Middlebrook and Lewis were part of a group of K-State student-athletes to take in the movie at the Carmike Town Center and IMAX Theatre in Manhattan on Sunday. Each came away inspired in some way.
“I just think it was a great movie. I learned a lot. It informed me on a lot of things I didn’t know about,” K-State track and field sophomore Devie Freeman II said. “It’s Black History Month, too, so this is the perfect time to watch this movie and kind of put a tribute to African-Americans who did things in the past that comes to light now.”
“You get to this point in life, you grow up and you just see far we have come,” added Justin Davis, a freshman for the K-State track and field team. “It just makes us realize how much we’ve accomplished and how much we can do in the future.”
The movie, based on a best-selling book released in 2016, centers around three characters: Dorothy Vaughan, the first African-American female supervisor at NASA — NACA until 1958 — where she was also a leading engineer; Mary Jackson, who fought through school segregation to become NASA’s first African-American female engineer; and Johnson, whose work at NASA played an integral role in Alan Shepard’s journey to space, John Glenn’s orbit around the Earth and eventually Neil Armstrong’s moon landing.
Lewis, a senior for the women’s basketball team, complimented the movie for showing the behind-the-scenes work that made all of these historical achievements possible.

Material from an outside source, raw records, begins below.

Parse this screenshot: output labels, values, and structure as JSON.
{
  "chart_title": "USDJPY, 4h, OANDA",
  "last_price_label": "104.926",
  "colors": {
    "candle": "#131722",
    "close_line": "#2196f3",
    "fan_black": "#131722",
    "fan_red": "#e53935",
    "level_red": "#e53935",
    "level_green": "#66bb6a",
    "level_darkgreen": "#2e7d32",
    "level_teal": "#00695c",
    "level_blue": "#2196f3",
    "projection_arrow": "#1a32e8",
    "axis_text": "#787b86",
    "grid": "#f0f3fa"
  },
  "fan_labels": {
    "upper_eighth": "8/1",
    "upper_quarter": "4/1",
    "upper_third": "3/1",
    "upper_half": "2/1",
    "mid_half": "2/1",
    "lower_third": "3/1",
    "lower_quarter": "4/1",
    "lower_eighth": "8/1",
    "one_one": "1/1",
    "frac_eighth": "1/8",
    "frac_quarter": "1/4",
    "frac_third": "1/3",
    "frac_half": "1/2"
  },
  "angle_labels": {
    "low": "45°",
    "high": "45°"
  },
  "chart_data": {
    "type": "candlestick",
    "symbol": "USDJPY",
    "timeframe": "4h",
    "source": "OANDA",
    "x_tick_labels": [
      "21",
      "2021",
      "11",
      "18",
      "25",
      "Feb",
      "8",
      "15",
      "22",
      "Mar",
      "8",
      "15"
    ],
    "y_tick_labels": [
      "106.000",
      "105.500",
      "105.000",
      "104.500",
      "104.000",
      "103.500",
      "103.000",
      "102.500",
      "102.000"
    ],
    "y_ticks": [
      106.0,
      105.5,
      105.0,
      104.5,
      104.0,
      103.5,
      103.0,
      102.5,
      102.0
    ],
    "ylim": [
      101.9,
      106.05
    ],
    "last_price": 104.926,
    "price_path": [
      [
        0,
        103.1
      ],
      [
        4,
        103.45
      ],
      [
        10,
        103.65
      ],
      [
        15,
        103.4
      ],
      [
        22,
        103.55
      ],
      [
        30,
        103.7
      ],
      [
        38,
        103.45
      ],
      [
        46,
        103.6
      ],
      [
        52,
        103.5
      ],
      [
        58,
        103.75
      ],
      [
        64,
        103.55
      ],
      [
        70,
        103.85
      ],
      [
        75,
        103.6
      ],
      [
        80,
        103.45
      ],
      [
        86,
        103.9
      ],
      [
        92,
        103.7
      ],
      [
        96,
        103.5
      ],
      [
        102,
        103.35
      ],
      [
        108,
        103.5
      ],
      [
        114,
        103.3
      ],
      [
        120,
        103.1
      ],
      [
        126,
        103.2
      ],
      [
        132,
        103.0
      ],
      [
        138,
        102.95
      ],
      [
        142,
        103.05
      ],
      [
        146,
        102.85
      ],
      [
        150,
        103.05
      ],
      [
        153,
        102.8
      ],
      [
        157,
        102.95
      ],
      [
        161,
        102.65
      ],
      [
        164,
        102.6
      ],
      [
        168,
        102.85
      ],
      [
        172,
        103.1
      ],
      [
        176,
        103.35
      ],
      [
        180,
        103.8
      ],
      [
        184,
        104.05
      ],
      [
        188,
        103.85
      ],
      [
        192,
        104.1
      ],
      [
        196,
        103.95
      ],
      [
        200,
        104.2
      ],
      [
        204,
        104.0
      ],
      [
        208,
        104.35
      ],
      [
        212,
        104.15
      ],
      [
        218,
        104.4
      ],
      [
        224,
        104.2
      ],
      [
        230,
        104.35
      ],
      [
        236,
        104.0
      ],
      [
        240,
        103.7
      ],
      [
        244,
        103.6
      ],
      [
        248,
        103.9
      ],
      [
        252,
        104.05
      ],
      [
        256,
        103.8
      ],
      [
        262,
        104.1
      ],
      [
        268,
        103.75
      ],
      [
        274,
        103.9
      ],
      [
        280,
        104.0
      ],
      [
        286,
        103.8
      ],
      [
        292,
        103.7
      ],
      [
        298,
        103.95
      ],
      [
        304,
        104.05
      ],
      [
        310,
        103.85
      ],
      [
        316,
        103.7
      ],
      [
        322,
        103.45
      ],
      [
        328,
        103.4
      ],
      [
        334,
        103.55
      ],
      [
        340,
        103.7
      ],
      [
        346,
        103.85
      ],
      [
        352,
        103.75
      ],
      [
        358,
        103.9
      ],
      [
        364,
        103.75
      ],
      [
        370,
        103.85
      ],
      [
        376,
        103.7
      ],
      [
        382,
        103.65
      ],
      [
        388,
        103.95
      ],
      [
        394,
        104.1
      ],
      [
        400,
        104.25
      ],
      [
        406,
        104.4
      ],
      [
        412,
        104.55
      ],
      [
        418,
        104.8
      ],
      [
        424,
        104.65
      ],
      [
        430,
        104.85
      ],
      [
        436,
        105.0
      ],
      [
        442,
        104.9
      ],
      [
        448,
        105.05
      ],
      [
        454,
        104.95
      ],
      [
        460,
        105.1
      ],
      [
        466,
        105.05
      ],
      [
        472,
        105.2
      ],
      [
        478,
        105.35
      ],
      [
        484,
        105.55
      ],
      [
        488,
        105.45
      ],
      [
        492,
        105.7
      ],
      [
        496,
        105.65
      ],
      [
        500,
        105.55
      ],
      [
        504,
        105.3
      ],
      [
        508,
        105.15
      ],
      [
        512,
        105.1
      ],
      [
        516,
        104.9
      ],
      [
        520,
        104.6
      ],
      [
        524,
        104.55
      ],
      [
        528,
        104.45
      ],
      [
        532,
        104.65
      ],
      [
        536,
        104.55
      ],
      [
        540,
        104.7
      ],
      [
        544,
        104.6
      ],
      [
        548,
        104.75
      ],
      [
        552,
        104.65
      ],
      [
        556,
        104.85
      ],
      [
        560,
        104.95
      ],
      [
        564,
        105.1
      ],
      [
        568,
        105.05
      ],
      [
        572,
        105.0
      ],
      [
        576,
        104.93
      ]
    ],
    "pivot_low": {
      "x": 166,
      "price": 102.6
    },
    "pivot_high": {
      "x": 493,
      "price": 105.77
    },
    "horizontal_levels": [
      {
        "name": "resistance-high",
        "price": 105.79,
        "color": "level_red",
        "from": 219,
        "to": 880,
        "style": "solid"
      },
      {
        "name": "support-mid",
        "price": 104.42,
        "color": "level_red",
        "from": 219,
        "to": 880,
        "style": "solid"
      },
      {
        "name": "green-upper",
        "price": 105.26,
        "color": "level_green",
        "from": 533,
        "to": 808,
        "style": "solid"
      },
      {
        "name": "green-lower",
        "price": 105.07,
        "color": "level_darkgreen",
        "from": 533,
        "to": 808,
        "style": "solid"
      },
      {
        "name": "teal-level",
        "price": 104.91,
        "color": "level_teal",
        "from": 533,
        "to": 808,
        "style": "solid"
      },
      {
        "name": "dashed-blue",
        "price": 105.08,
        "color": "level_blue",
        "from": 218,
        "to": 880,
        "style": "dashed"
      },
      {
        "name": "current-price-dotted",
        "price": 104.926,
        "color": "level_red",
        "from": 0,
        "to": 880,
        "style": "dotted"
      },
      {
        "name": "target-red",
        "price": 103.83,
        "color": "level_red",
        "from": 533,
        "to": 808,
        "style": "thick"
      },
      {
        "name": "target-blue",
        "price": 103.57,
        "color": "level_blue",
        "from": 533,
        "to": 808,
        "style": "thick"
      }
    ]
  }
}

“‘Hidden Figures,’ it’s a great title for the movie because you see everyone who’s on TV and who’s part of things like that but you never see the people who are behind the scenes,” she said. “It informed me of things that went on behind the scenes at NASA and how it was to work there while being African-American and being part of something so big. For them to be able to succeed and to see how hard they had to work, it was really eye opening.”
Even if it was for only a few minutes, the two-hour movie put life into a different perspective for each of the Wildcats.
“It really gives me an appreciation for how grateful I am to not have to go through that and how it’s easier to get further now,” Lewis said. “They had to work harder, way harder than us, and to do that and be so successful, that was good to see.”
“For me, personally, it was very inspirational because the women in that movie, they didn’t let other people dull their shine,” Middlebrook said. “They knew their worth, they knew what they were capable of and they just found a way to do what they knew they could do. That was very inspirational.
“I think it’s really important, especially with everything going on right now, just to really look back and remember the times when things were more segregated and when we didn’t value every human being for just being a human being and realize we can’t make any regress into that. We just have to keep progressing forward. Hopefully a movie like that can help people see that more.”
Davis came away from the movie with “a lot” on his mind but said he would take one overlying theme from it.
“Never take no for an answer. If you know you can do something, then shoot for it,” he said. “Don’t ever let someone say you can’t do something.”